Ma fille n'a même pas le temps de me répondre que la grand-mère intervient et nous coupe "oui oui elle faisait déja pareil tout à l'heure au toboggan". Ma fille commence à se paralyser, la grand-mère et la petite fille ont entre temps eu le temps d'arriver à hauteur de ma fille. La petite fille ne semble pas gênée par ma fille. Elle pourrait faire demi-tour, elle pourrait la contourner, elle pourrait même (soyons fous!) lui demander de se pousser, lui dire qu'elle la gêne. Non, elle ne peut rien dire.

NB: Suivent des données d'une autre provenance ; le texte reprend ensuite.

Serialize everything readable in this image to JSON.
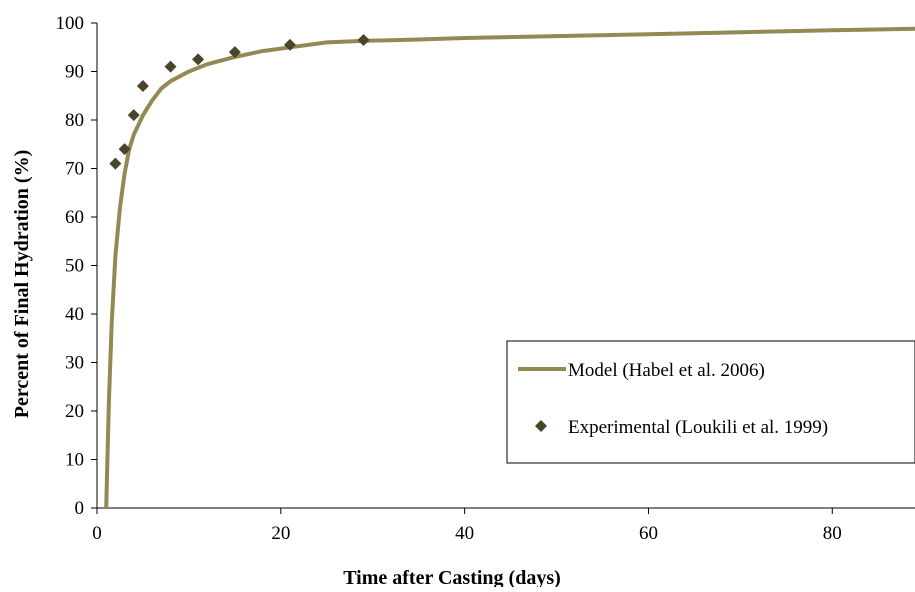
{
  "chart_data": {
    "type": "line",
    "title": "",
    "xlabel": "Time after Casting (days)",
    "ylabel": "Percent of Final Hydration (%)",
    "xlim": [
      0,
      89
    ],
    "ylim": [
      0,
      100
    ],
    "x_ticks": [
      0,
      20,
      40,
      60,
      80
    ],
    "y_ticks": [
      0,
      10,
      20,
      30,
      40,
      50,
      60,
      70,
      80,
      90,
      100
    ],
    "grid": false,
    "legend_position": "bottom-right",
    "series": [
      {
        "name": "Model (Habel et al. 2006)",
        "style": "line",
        "color": "#938953",
        "x": [
          1,
          1.3,
          1.6,
          2,
          2.5,
          3,
          3.5,
          4,
          5,
          6,
          7,
          8,
          10,
          12,
          15,
          18,
          21,
          25,
          29,
          35,
          40,
          50,
          60,
          70,
          80,
          89
        ],
        "y": [
          0,
          22,
          38,
          52,
          62,
          69,
          74,
          77,
          81,
          84,
          86.5,
          88,
          90,
          91.5,
          93,
          94.2,
          95,
          96,
          96.3,
          96.6,
          96.9,
          97.3,
          97.7,
          98.1,
          98.5,
          98.8
        ]
      },
      {
        "name": "Experimental (Loukili et al. 1999)",
        "style": "marker",
        "color": "#4a4528",
        "x": [
          2,
          3,
          4,
          5,
          8,
          11,
          15,
          21,
          29
        ],
        "y": [
          71,
          74,
          81,
          87,
          91,
          92.5,
          94,
          95.5,
          96.5
        ]
      }
    ]
  }
}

La grand-mère s'énerve avant même que tout échange ne puisse avoir lieu.
"Allez enlève toi maintenant ça suffit". Ma fille n'ayant pas l'habitude qu'on lui parle de la sorte, se crispe, elle tremble (!), elle a peur et est choquée.
Je me baisse et la regarde, la dame est carrément collée à moi ! Je n'ai pas non plus mon espace, c'est très désagrable, je n'ose même pas imaginer ce que ma fille ressent... Je lui parle en essayant d'ignorer la grand-mère... "E. je crois que la petite fille a envie de passer, tu veux bien te décaler, s'il te plaît?" Ma fille me regarde, elle semble m'écouter, mais ni une ni deux la grand-mère intervient: "Mais vous allez l'enlever oui , c'est pas possible c'était déja pareil tout à l'heure, on ne vient pas ici pour se faire embêter !!"
Je me tourne vers la dame, "Je peux parler à ma fille sans que vous ne nous coupiez?"
-Mais vous voyez bien que ça ne marche pas ! Elle ne vous écoute pas !
-Evidemment vous êtes là à commenter et lui faire peur, elle n'a pas l'habitude qu'on lui parle comme ça"
J'essaie de nouveau de parler à ma fille (ça a l'air long comme ça par écrit, mais en réalité ça n'a pas duré plus de deux minutes...) et là la dame bouge et commence à prendre le bras de ma fille pour la faire descendre !
Mon sang ne fait qu'un tour et je tente de rester calme mais parle un peu vite, et sûrement un peu fort. "Vous ne touchez pas ma fille !"
"Mais elle nous embête depuis tout à l'heure, y en a assez maintenant, ça suffit de se faire embêter quand on vient au parc, à un moment il faut qu'ils obéissent visiblement ça ne marche pas avec vous, vous ne faites rien." (ah oui, usons donc de la force, ça marche tellement bien !)
Ma fille est alors partie se cacher en pleurs derrière un jeu ! L'autre petite fille ne dit rien, elle n'a toujours pas ouvert la bouche depuis qu'elle est arrivée au parc...
Je tente d'expliquer à la grand-mère que SI, je FAIS:  je PARLE, j'OBSERVE, j'essaie de COMPRENDRE.
Je fais confiance à ma fille et pars du principe que si elle fait un jeu, un test de jouer à être une barrière et de le dire devant des gens qu'elle ne connaît pas, il y a une raison.
J'estime que je n'ai pas à intervenir si elle ne dérange pas la personne en train de jouer près d'elle. Ici elle ne dérangeait pas la petite fille, qui est censée être celle qui s'amuse... Elle "dérangeait" sa grand-mère. Pourquoi ? Je l'ignore, je ne l'ai toujours pas compris... Apparemment son idée de jouer au parc consiste à guider sa petite fille sur toutes les structures, sans savoir ce qu'elle a envie de faire, sans lui permettre de faire ses propres expériences ou d'aller à la rencontre des autres... Je trouve cela terriblement triste.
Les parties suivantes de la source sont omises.